Claire writes: “One of my committments for 2014 has been to dip out of work early to watch a Friday Matinee with my daughter.
Friday’s film choice was Noah or Divergent. Having no desire to see Noah, we went into Divergent with absolutely no idea what it was about. It’s a great film – and the first in a trilogy. It has much to teach us about the world of diagnostics and labels. In this world, people live in factions which can easily align with many communications-style profiles. Amity are kind and peaceful. Abnegation are selfless servers, Candor value honesty, Dauntless are the protectors and Erudite are smart and logical. There is no room in this world for people who are more than monochrome in the way they engage, and people live in Factions. They choose at 16 in a ceremony resembling Harry Potter’s Sorting Hats, and there is no capacity to change or develop. Those who don’t fit – or fit in more than one faction are called Divergents.

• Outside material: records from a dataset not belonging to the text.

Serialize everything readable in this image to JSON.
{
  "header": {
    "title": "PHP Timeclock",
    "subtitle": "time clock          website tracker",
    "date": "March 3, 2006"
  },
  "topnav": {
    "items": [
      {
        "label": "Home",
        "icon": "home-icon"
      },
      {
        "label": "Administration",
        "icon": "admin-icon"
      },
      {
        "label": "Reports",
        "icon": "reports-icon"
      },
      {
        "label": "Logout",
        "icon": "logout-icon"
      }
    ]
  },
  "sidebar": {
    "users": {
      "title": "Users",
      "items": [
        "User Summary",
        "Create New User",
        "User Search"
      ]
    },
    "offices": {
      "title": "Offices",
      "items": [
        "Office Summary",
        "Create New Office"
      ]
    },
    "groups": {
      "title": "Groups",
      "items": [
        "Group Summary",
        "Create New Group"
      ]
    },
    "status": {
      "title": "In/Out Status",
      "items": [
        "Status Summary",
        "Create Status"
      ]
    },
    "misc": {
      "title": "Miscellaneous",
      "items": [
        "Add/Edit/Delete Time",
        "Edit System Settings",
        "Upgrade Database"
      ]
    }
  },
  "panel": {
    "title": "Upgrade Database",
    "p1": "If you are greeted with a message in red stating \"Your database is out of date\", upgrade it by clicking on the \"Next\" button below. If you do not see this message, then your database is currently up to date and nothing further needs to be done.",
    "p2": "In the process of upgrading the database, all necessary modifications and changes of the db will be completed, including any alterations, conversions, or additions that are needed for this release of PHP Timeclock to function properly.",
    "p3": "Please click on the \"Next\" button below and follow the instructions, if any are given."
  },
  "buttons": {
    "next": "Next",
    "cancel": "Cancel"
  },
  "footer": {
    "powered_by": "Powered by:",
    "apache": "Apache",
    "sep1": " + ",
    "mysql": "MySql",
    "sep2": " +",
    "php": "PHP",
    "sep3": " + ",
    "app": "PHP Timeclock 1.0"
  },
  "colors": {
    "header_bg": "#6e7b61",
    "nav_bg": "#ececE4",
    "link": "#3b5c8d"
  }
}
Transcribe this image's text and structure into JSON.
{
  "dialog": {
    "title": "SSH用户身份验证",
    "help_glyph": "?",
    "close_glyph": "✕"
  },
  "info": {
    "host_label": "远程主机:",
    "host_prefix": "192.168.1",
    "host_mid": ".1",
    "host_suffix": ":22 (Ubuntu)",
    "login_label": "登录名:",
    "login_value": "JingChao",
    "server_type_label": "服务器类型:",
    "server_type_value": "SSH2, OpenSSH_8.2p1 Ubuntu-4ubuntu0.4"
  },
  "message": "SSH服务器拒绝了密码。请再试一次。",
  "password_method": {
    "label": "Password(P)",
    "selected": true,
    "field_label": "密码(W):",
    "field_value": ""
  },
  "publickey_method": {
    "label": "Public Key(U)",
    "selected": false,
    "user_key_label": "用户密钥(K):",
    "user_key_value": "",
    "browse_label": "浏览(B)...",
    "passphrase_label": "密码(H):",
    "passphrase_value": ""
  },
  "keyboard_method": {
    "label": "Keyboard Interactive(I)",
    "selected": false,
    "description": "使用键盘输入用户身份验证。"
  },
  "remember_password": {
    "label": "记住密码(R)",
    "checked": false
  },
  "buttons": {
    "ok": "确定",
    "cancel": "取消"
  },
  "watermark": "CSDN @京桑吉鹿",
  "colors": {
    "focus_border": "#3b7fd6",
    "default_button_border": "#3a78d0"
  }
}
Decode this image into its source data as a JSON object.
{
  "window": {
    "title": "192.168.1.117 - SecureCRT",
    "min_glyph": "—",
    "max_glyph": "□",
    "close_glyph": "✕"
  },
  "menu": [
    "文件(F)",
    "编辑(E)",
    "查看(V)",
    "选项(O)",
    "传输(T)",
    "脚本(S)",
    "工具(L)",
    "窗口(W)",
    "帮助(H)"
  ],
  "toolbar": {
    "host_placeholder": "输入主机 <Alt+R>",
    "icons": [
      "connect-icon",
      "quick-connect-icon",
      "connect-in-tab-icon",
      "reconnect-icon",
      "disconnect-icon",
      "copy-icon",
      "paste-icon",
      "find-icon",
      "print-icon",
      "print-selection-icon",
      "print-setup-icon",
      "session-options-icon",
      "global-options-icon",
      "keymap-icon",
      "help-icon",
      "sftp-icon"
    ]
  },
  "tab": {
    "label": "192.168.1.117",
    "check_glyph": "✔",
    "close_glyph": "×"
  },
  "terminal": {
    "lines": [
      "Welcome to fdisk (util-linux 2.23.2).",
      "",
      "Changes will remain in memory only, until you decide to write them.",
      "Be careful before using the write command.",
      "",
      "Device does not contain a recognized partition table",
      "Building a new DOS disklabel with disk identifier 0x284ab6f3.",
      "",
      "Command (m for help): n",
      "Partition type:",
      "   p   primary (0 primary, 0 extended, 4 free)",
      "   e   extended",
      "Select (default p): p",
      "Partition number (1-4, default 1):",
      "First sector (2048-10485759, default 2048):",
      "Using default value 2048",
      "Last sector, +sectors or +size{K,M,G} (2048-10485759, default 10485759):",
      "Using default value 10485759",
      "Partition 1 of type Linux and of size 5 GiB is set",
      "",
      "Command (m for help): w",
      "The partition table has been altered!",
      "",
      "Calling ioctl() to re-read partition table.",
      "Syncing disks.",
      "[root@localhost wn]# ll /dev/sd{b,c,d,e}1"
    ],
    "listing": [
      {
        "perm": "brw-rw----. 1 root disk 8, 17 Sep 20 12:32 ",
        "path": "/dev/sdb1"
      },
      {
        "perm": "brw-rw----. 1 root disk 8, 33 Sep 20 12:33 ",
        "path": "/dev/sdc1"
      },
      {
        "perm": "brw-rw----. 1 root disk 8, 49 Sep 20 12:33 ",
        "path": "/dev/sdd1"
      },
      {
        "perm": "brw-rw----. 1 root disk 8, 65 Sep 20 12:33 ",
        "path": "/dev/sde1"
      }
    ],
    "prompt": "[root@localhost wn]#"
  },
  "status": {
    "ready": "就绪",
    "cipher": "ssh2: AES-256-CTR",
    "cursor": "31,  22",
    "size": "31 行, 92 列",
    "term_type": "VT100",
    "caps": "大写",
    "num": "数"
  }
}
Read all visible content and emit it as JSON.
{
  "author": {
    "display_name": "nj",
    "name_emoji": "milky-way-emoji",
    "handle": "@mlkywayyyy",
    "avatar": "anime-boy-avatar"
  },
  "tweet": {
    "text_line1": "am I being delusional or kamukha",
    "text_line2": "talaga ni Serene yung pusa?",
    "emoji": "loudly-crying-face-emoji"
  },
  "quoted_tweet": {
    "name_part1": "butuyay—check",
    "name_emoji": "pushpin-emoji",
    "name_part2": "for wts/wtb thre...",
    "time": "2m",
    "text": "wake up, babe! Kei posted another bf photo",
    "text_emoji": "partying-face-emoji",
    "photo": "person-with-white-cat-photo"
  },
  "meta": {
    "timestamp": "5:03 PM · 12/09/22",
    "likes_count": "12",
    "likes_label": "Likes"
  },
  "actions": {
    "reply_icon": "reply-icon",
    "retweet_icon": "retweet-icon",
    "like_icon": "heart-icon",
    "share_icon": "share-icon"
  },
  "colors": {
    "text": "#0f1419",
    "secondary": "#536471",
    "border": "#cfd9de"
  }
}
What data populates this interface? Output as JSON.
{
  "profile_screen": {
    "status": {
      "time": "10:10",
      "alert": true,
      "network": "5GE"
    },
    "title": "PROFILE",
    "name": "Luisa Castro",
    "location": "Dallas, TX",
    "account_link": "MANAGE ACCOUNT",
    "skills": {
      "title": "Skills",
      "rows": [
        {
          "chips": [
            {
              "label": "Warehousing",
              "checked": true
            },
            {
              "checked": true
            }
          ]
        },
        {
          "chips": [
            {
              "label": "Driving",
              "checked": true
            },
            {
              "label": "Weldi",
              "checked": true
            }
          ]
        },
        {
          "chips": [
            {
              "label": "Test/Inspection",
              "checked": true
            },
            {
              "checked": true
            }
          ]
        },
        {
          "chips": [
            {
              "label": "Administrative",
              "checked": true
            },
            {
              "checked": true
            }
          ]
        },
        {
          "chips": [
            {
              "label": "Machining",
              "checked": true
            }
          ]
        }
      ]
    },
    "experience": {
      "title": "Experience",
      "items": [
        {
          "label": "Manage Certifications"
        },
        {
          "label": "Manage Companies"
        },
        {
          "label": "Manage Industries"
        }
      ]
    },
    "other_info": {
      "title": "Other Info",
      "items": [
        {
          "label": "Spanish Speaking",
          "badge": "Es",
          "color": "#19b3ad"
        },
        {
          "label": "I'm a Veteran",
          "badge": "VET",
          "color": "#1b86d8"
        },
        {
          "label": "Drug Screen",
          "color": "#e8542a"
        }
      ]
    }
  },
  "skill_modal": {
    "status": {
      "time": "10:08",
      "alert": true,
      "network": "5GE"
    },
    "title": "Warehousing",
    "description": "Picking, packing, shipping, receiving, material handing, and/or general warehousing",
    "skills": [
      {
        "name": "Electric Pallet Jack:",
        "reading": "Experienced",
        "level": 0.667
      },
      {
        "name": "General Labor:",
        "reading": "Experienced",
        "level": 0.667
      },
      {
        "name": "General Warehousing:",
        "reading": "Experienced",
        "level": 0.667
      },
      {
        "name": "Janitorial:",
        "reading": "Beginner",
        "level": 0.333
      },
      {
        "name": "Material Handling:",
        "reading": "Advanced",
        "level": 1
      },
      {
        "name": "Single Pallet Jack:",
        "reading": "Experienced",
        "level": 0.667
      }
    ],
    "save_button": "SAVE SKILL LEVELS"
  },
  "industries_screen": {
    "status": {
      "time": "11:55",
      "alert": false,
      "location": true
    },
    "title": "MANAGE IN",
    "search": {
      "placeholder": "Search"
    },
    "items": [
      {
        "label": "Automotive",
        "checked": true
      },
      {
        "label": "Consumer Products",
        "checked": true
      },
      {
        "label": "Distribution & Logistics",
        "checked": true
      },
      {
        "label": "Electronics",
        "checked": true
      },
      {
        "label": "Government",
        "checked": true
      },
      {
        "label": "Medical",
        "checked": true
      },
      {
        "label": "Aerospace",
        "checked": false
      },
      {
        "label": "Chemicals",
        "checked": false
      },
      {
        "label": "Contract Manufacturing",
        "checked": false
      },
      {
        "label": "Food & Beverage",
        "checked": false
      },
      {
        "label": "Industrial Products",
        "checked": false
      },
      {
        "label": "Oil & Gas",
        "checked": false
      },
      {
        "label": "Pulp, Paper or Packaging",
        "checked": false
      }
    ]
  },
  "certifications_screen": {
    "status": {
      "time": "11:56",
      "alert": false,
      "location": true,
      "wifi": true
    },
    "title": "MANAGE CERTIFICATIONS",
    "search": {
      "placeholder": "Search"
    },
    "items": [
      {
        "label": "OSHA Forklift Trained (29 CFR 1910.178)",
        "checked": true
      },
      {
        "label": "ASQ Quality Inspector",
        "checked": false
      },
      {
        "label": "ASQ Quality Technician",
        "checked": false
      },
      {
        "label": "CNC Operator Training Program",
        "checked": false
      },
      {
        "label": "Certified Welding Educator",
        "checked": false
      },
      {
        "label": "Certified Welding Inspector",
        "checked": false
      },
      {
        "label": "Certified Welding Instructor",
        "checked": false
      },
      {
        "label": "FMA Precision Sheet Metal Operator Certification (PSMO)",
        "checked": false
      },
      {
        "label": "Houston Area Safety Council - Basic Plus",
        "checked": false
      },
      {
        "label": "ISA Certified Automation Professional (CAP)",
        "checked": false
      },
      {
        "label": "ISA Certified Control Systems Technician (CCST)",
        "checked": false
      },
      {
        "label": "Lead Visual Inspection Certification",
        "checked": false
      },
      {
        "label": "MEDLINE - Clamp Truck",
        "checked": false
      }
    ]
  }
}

In that dead time before the film started, I was mulling over a comment someone had just made on a residential: “Is it OK to be an introvert?”. Organisations and society need people who can change and develop and work with others who are different from them, and we need to ensure that our working practices support that. Yes, of course it is OK to be an introvert. And residential programmes need to have space for introverts to flourish, contribute and recover. Healthy organisations need divergent people not factions.”